LeBlanc stated in the news release Monday that while Grant Thornton LLP will conduct the audit independently of the commission, in order to reduce the time and cost for the audit and to ensure the least possible disruption to the project construction, the commission will use its legal powers to compel documents and other evidence to assist in collecting and producing documentation to Grant Thornton LLP.

The commissioner may accept all, some or none of the findings and conclusions of Grant Thornton LLP. In order to fully respond to its terms of reference, the commission may engage other experts, as required, the release noted.

Premier Dwight Ball issued a statement Monday saying that when the terms of reference for the inquiry into Muskrat Falls were drafted, it was important to ensure flexibility for Justice Leblanc to include a forensic audit.

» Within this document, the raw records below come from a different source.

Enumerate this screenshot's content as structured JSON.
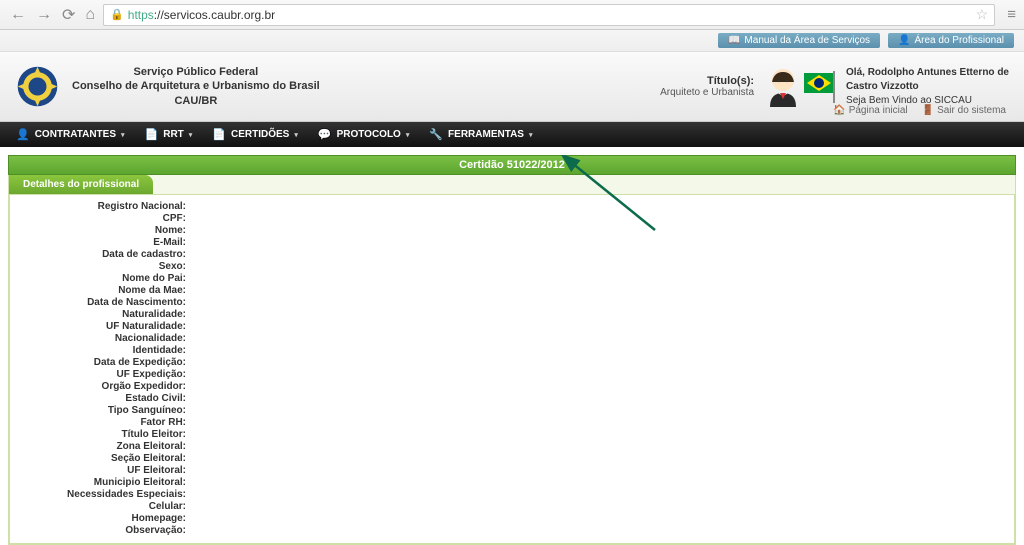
{
  "browser": {
    "url_proto": "https",
    "url_rest": "://servicos.caubr.org.br"
  },
  "top_links": {
    "manual": "Manual da Área de Serviços",
    "area": "Área do Profissional"
  },
  "header": {
    "org_line1": "Serviço Público Federal",
    "org_line2": "Conselho de Arquitetura e Urbanismo do Brasil",
    "org_line3": "CAU/BR",
    "titulos_label": "Título(s):",
    "titulos_value": "Arquiteto e Urbanista",
    "greeting_line1": "Olá, Rodolpho Antunes Etterno de",
    "greeting_line2": "Castro Vizzotto",
    "greeting_line3": "Seja Bem Vindo ao SICCAU",
    "pagina_inicial": "Página inicial",
    "sair": "Sair do sistema"
  },
  "menu": {
    "items": [
      {
        "label": "CONTRATANTES",
        "icon": "👤"
      },
      {
        "label": "RRT",
        "icon": "📄"
      },
      {
        "label": "CERTIDÕES",
        "icon": "📄"
      },
      {
        "label": "PROTOCOLO",
        "icon": "💬"
      },
      {
        "label": "FERRAMENTAS",
        "icon": "🔧"
      }
    ]
  },
  "green_bar": "Certidão 51022/2012",
  "tab_label": "Detalhes do profissional",
  "fields": [
    "Registro Nacional:",
    "CPF:",
    "Nome:",
    "E-Mail:",
    "Data de cadastro:",
    "Sexo:",
    "Nome do Pai:",
    "Nome da Mae:",
    "Data de Nascimento:",
    "Naturalidade:",
    "UF Naturalidade:",
    "Nacionalidade:",
    "Identidade:",
    "Data de Expedição:",
    "UF Expedição:",
    "Orgão Expedidor:",
    "Estado Civil:",
    "Tipo Sanguíneo:",
    "Fator RH:",
    "Título Eleitor:",
    "Zona Eleitoral:",
    "Seção Eleitoral:",
    "UF Eleitoral:",
    "Municipio Eleitoral:",
    "Necessidades Especiais:",
    "Celular:",
    "Homepage:",
    "Observação:"
  ]
}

“This is an important piece of work for the inquiry, as the financial implications of the sanctioning, as well as cost overruns, will affect the people of this province in the coming years,” Ball said. “There are many unanswered questions, and we deserve to know if the project the province was sold in 2012 by the Tory administration is the same project we are managing today. The people of the province can be assured that answers are coming and we believe that they have waited long enough.”

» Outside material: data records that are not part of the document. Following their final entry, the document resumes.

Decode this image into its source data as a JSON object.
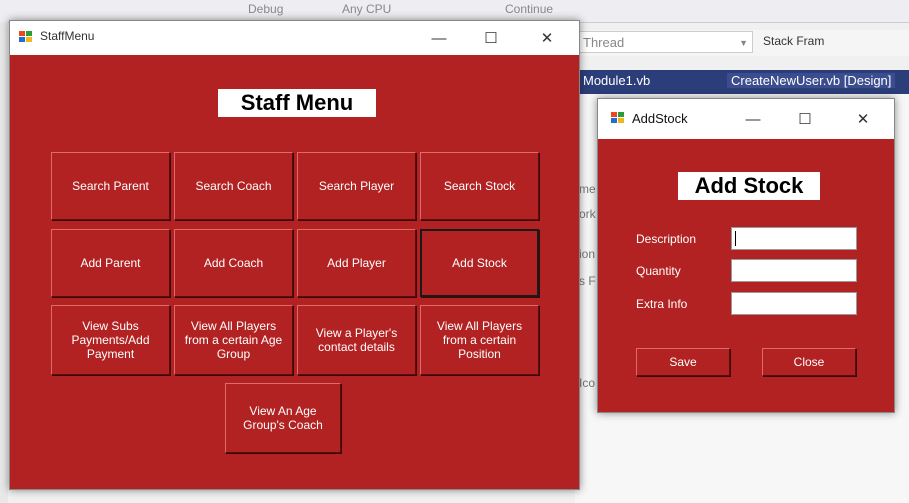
{
  "ide": {
    "toolbar": {
      "debug": "Debug",
      "cpu": "Any CPU",
      "continue": "Continue"
    },
    "thread_label": "Thread",
    "stack_frame": "Stack Fram",
    "tabs": [
      "Module1.vb",
      "CreateNewUser.vb [Design]"
    ],
    "fragments": [
      "me",
      "ork",
      "ion",
      "s F",
      "Ico"
    ]
  },
  "staff_menu": {
    "window_title": "StaffMenu",
    "heading": "Staff Menu",
    "buttons": [
      "Search Parent",
      "Search Coach",
      "Search Player",
      "Search Stock",
      "Add Parent",
      "Add Coach",
      "Add Player",
      "Add Stock",
      "View Subs Payments/Add Payment",
      "View All Players from a certain Age Group",
      "View a Player's contact details",
      "View All Players from a certain Position",
      "View An Age Group's Coach"
    ]
  },
  "add_stock": {
    "window_title": "AddStock",
    "heading": "Add Stock",
    "fields": [
      {
        "label": "Description",
        "value": ""
      },
      {
        "label": "Quantity",
        "value": ""
      },
      {
        "label": "Extra Info",
        "value": ""
      }
    ],
    "save_label": "Save",
    "close_label": "Close"
  },
  "caption_buttons": {
    "minimize": "—",
    "maximize": "☐",
    "close": "✕"
  },
  "colors": {
    "form_background": "#b22222",
    "ide_tab_bar": "#2c3e7a"
  }
}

The Telegram asked some members of the public what they thought of the forensic audit being called for.

Brenda Howell of Grand Falls-Windsor said it likely won’t change anything because the project will be completed and electricity costs will still go up.

“I doubt it will change much, but it is needed to see how the cost got too high to begin with,” she said.

Tom Lewis of Paradise said a forensic audit is long overdue.

“Good to see it happening, but will it change much? I’m not sure,” he said. “There were a lot of doubts to start with, so I’d like to hear why those were ignored.

“Everyone needs to be held accountable, so, like I said, I’ll be interested in seeing the results.”

The inquiry was announced by the provincial government on Nov. 20, 2017. According to the government’s news release at that time, the inquiry is expected to provide a greater understanding of: whether all options were considered at the time of sanctioning of the project; why there are significant differences between the actual cost of the project and the estimated cost at the time of sanction; and whether it was justified and reasonable for the project to be excluded from oversight by the Public Utilities Board.

The inquiry is expected to take about two years, with the final report due Dec. 31, 2019.

Hutchings said the government should have called the inquiry sooner or set a deadline prior to the next provincial election, expected in the fall of 2019.

Hutchings said the audit will cover the period from inception of the project to the present day, and thus will bring all the facts to light, and it is important for the public to be aware of all the facts prior to the next election so they can draw their own conclusions as to what happened.